Definition:  A function $f$ has a vertical asymptote at $a$ if
$$ \lim_{x\to a} f(x) = \pm \infty. $$

These two definitions are, in the context of real-valued functions, contradictory.  Suppose that $f$ is continuous at $a$.  Then
$$ \lim_{x\to a} f(x) = f(a) \in \mathbb{R}. $$
It is then impossible to have $\lim_{x\to a} f(x) = \pm \infty$, as neither $\pm\infty\in\mathbb{R}$.  Thus if a function is continuous at $a$, it cannot have an asymptote at $a$.  Conversely, by a similar argument, if $f$ has an asymptote at $a$, then it cannot be continuous at $a$ (either $a$ is not in the domain of $f$, or you run into the same problem of the limit needing to be both infinite and a real number).
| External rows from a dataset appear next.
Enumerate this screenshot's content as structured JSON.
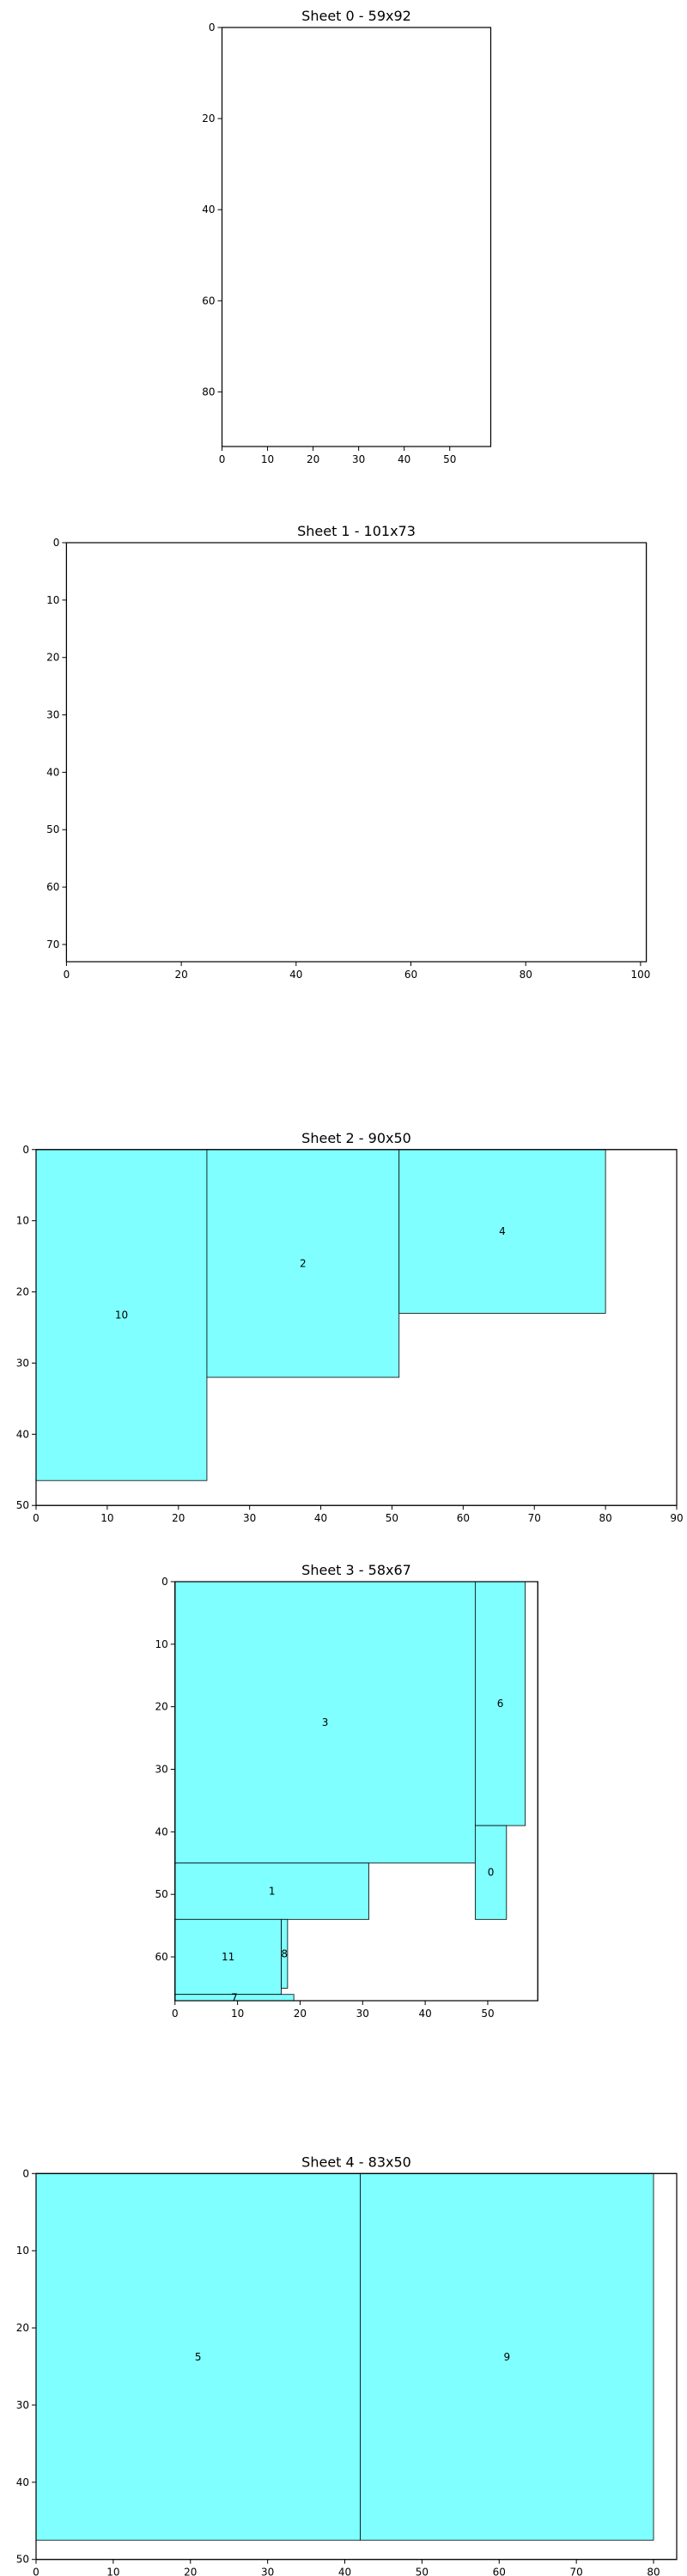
{
  "colors": {
    "piece_fill": "#7fffff",
    "piece_edge": "#000000",
    "sheet_edge": "#000000",
    "background": "#ffffff"
  },
  "chart_data": [
    {
      "type": "rect-packing",
      "title": "Sheet 0 - 59x92",
      "sheet": {
        "width": 59,
        "height": 92
      },
      "xlim": [
        0,
        59
      ],
      "ylim": [
        92,
        0
      ],
      "y_inverted": true,
      "xticks": [
        0,
        10,
        20,
        30,
        40,
        50
      ],
      "yticks": [
        0,
        20,
        40,
        60,
        80
      ],
      "grid": false,
      "pieces": []
    },
    {
      "type": "rect-packing",
      "title": "Sheet 1 - 101x73",
      "sheet": {
        "width": 101,
        "height": 73
      },
      "xlim": [
        0,
        101
      ],
      "ylim": [
        73,
        0
      ],
      "y_inverted": true,
      "xticks": [
        0,
        20,
        40,
        60,
        80,
        100
      ],
      "yticks": [
        0,
        10,
        20,
        30,
        40,
        50,
        60,
        70
      ],
      "grid": false,
      "pieces": []
    },
    {
      "type": "rect-packing",
      "title": "Sheet 2 - 90x50",
      "sheet": {
        "width": 90,
        "height": 50
      },
      "xlim": [
        0,
        90
      ],
      "ylim": [
        50,
        0
      ],
      "y_inverted": true,
      "xticks": [
        0,
        10,
        20,
        30,
        40,
        50,
        60,
        70,
        80,
        90
      ],
      "yticks": [
        0,
        10,
        20,
        30,
        40,
        50
      ],
      "grid": false,
      "pieces": [
        {
          "id": "10",
          "x": 0,
          "y": 0,
          "w": 24,
          "h": 46.5
        },
        {
          "id": "2",
          "x": 24,
          "y": 0,
          "w": 27,
          "h": 32
        },
        {
          "id": "4",
          "x": 51,
          "y": 0,
          "w": 29,
          "h": 23
        }
      ]
    },
    {
      "type": "rect-packing",
      "title": "Sheet 3 - 58x67",
      "sheet": {
        "width": 58,
        "height": 67
      },
      "xlim": [
        0,
        58
      ],
      "ylim": [
        67,
        0
      ],
      "y_inverted": true,
      "xticks": [
        0,
        10,
        20,
        30,
        40,
        50
      ],
      "yticks": [
        0,
        10,
        20,
        30,
        40,
        50,
        60
      ],
      "grid": false,
      "pieces": [
        {
          "id": "3",
          "x": 0,
          "y": 0,
          "w": 48,
          "h": 45
        },
        {
          "id": "6",
          "x": 48,
          "y": 0,
          "w": 8,
          "h": 39
        },
        {
          "id": "0",
          "x": 48,
          "y": 39,
          "w": 5,
          "h": 15
        },
        {
          "id": "1",
          "x": 0,
          "y": 45,
          "w": 31,
          "h": 9
        },
        {
          "id": "11",
          "x": 0,
          "y": 54,
          "w": 17,
          "h": 12
        },
        {
          "id": "8",
          "x": 17,
          "y": 54,
          "w": 1,
          "h": 11
        },
        {
          "id": "7",
          "x": 0,
          "y": 66,
          "w": 19,
          "h": 1
        }
      ]
    },
    {
      "type": "rect-packing",
      "title": "Sheet 4 - 83x50",
      "sheet": {
        "width": 83,
        "height": 50
      },
      "xlim": [
        0,
        83
      ],
      "ylim": [
        50,
        0
      ],
      "y_inverted": true,
      "xticks": [
        0,
        10,
        20,
        30,
        40,
        50,
        60,
        70,
        80
      ],
      "yticks": [
        0,
        10,
        20,
        30,
        40,
        50
      ],
      "grid": false,
      "pieces": [
        {
          "id": "5",
          "x": 0,
          "y": 0,
          "w": 42,
          "h": 47.5
        },
        {
          "id": "9",
          "x": 42,
          "y": 0,
          "w": 38,
          "h": 47.5
        }
      ]
    }
  ]
}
It is worth pointing out that a discontinuous function can "cross" a vertical asymptote.  For example, the function
$$x \mapsto \begin{cases}
\dfrac{1}{x} & \text{if $x \ne 0$, and} \\[1ex]
0 & \text{if $x=0$}
\end{cases} $$
has a vertical asymptote at zero, but crosses that asymptote in the sense that there is a point of the function which lies on the asymptote (specifically, the point $(0,0)$).
However, in the study of functions beyond an elementary calculus course, there are contexts in which a function can have an asymptote at a point of continuity.  For example, consider the function
$$ g : \mathbb{R} \to \overline{\mathbb{R}} : x \mapsto \begin{cases} \dfrac{1}{x^2} & \text{if $x \ne 0$, and} \\[1ex]
+\infty & \text{$x = 0$,} \end{cases} $$
where $\overline{\mathbb{R}}$ is the extended real line, defined by $\mathbb{R} \cup \{+\infty, -\infty\}$.  Here, the codomain is replaced by a set which contains two special elements:  positive and negative infinity, which are defined by the property that if $x \in \mathbb{R}$, then
$$ -\infty < x < +\infty. $$
It takes a little bit of work to show that "continuity" still makes sense for functions with this codomain (the relevant field of study is point-set topology), but it can be done.  In this setting,
$$ \lim_{x\to 0} f(x) = \lim_{x\to 0} \frac{1}{x^2} = +\infty = f(0), $$
hence the function both has a vertical asymptote at zero, and is continuous at zero.
A: No.
By definition, a function $f$ has a vertical asymptote at $a$ if $$\lim_{x\to a} f(x) = \pm \infty$$
Using this definition, it can easily be shown that, if a function has a vertical asymptote at $a$ and the function is also defined at $a$, then the function is not continuous. So, the function's graph cannot intersect the vertical asymptote because in order for it to do so, the graph should contain a point on the asymptote.